December 15, 2015
By Mark Terry, BioSpace.com Breaking News Staff
After weeks of hints and speculation that Paris-based Sanofi was considering spinning off its animal health unit, Merial, the company announced its plans—just not the way everyone expected.
Sanofi announced today that it was entering into exclusive negotiations for a business swap with Ingelheim, Germany-based Boehringer Ingelheim. Sanofi would trade Merial for Boehringer Ingelheim’s consumer healthcare (CHC) business.
Merial has an enterprise value of €11.4 billion, and Boehringer’s CHC has an enterprise value of €6.7 billion. Boehringer’s CHC China business would not be part of the deal. In addition, Boehringer would pay Sanofi €4.7 billion. Merial employs 6,600 individuals and runs in more than 150 countries. It has three main segments, products for pets, farm animals and veterinary public health.
“In entering into exclusive negotiations with Boehringer Ingelheim, we have acted swiftly to meet one of the key strategic objectives of our roadmap 2020, namely to build competitive positions in areas where we can achieve leadership,” said Olivier Brandicourt, Sanofi’s chief executive officer, in a statement. “This transaction would allow Sanofi to become a world leader in the attractive non-prescription medicines market and would bring a complementary portfolio with highly recognized brands, allowing for mid and long term value creation.”
The deal is expected to close in the fourth quarter of 2016. Sanofi hasn’t made any deals since 2011, when it acquired Genzyme for $20.1 billion. As part of the deal Sanofi’s name brands Maalox and Lactacyd will become part of Boehringer’s portfolio, which includes cough medicines Mucosolvan and Bisolvon.
Sanofi gains a bigger market presence in Germany and Japan, two areas where it is currently limited.
The combined animal health units will have annual sales of about €3.8 billion. Merial’s bigger products include Frontline, Heartgard and GastroGard. Boehringer’s products include Circoflex and Metacam. In 2011, Sanofi gave up on its plans to merge its animal health business with Merck & Co. ’s, indicating that it was too complex of a deal.
This new deal has some similarities to last year’s asset swap between GlaxoSmithKline Plc and Novartis . That was part of a three-way deal in which GSK acquired Novartis’s vaccines business, excluding influenza vaccines, the development of a consumer healthcare joint venture, and the sale of GSK’s oncology portfolio related to research-and-development activities and rights to two AKT inhibitors to Novartis.

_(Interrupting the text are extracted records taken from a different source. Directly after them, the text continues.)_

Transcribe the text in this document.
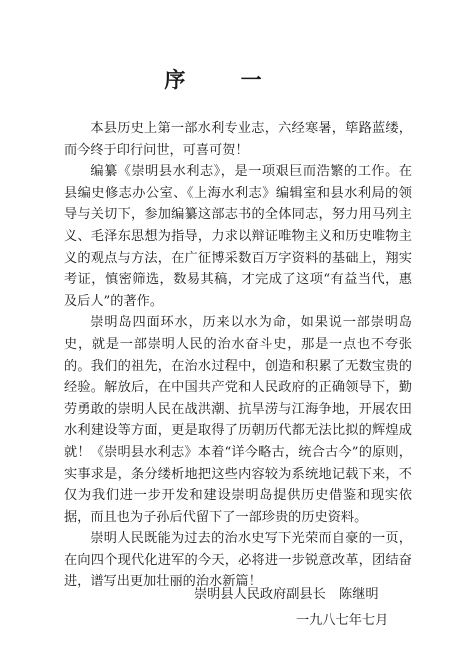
序 一

本县历史上第一部水利专业志，六经寒暑，筚路蓝缕，而今终于印行问世，可喜可贺！

编纂《崇明县水利志》，是一项艰巨而浩繁的工作。在县编史修志办公室、《上海水利志》编辑室和县水利局的领导与关切下，参加编纂这部志书的全体同志，努力用马列主义、毛泽东思想为指导，力求以辩证唯物主义和历史唯物主义的观点与方法，在广征博采数百万字资料的基础上，翔实考证，慎密筛选，数易其稿，才完成了这项“有益当代，惠及后人”的著作。

崇明岛四面环水，历来以水为命，如果说一部崇明岛史，就是一部崇明人民的治水奋斗史，那是一点也不夸张的。我们的祖先，在治水过程中，创造和积累了无数宝贵的经验。解放后，在中国共产党和人民政府的正确领导下，勤劳勇敢的崇明人民在战洪潮、抗旱涝与江海争地，开展农田水利建设等方面，更是取得了历朝历代都无法比拟的辉煌成就！《崇明县水利志》本着“详今略古，统合古今”的原则，实事求是，条分缕析地把这些内容较为系统地记载下来，不仅为我们进一步开发和建设崇明岛提供历史借鉴和现实依据，而且也为子孙后代留下了一部珍贵的历史资料。

崇明人民既能为过去的治水史写下光荣而自豪的一页，在向四个现代化进军的今天，必将进一步锐意改革，团结奋进，谱写出更加壮丽的治水新篇！

崇明县人民政府副县长　陈继明

一九八七年七月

Sanofi has also indicated that it will use cash from the deal to buy back shares. This, according to Reuters, will make “the planned transaction neutral to earnings in 2017 and accretive thereafter.”
Brandicourt took over Sanofi in April of this year after the company’s chief executive officer, Chris Viehbacher, was ousted by the board. Analysts in general have been waiting for something dramatic from Brandicourt, and appear to have gotten their wish.
“The new CEO has clearly started to put his stamp on the company,” analysts at Barclays wrote in a note, “and isn’t afraid or impeded from taking strategic action.”
“Boehringer Ingelheim’s strategic priority is to focus on the company’s core areas of expertise and businesses with an established global scale, or where a pathway to a global scale can be achieved and prioritized among Boehringer Ingelheim’s portfolio opportunities,” said Andreas Barner, Boehringer’s chairman of the board, in a statement. “Boehringer Ingelheim Animal Health is and will stay strongly committed to bringing novel, innovation driven solutions to veterinarians and animal owners. Our combined Animal Health business would be well positioned for growth and emergence as a leader globally.”